Brussels (Belgium) (AFP) – EU countries will seek Thursday to settle on an emissions-cutting plan to bring to a key UN conference in Brazil, as divisions on the bloc’s green agenda threaten its global leadership on climate.
Environment ministers for the 27-nation bloc are gathering in Brussels with the clock ticking down on a United Nations deadline to produce plans to fight global warming for 2035.
One of the world’s biggest greenhouse-gas emitters behind China, the United States and India, the EU has to date been the most committed to climate action, by some margin.

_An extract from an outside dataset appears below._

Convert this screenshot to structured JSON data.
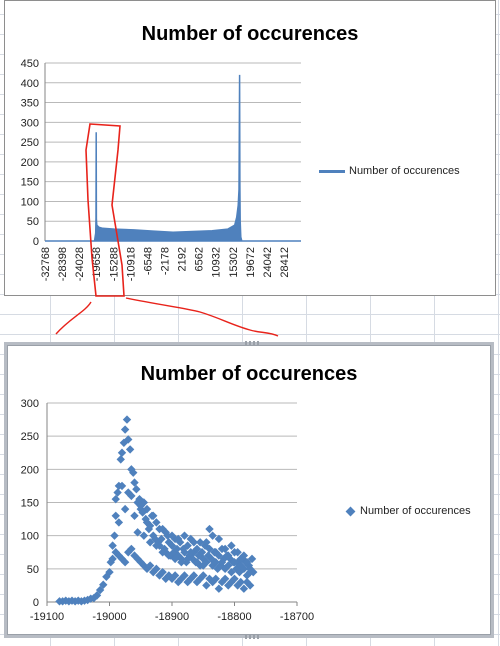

As such the bloc was hoping to pull ahead and derive its submission to November’s COP30 climate conference from a more ambitious 2040 goal.
But that is yet to be agreed by member states, leaving Brussels scrambling for a last-minute solution.
Denmark, which holds the EU’s rotating presidency, has suggested submitting to the UN a “statement of intent”, rather than a hard target.
That would include a pledge to cut emissions between 66.3 percent and 72.5 percent compared to 1990 levels – with the range expected to be narrowed down at a later stage.
“This approach would ensure that (the) EU does not go to (the) UN Climate Summit empty-handed,” said a spokesperson for the Danish presidency of the European Council.
But even that is hardly a done deal and talks on Thursday could prove lengthy. One European diplomat suggested reporters prepare “a sleeping bag”.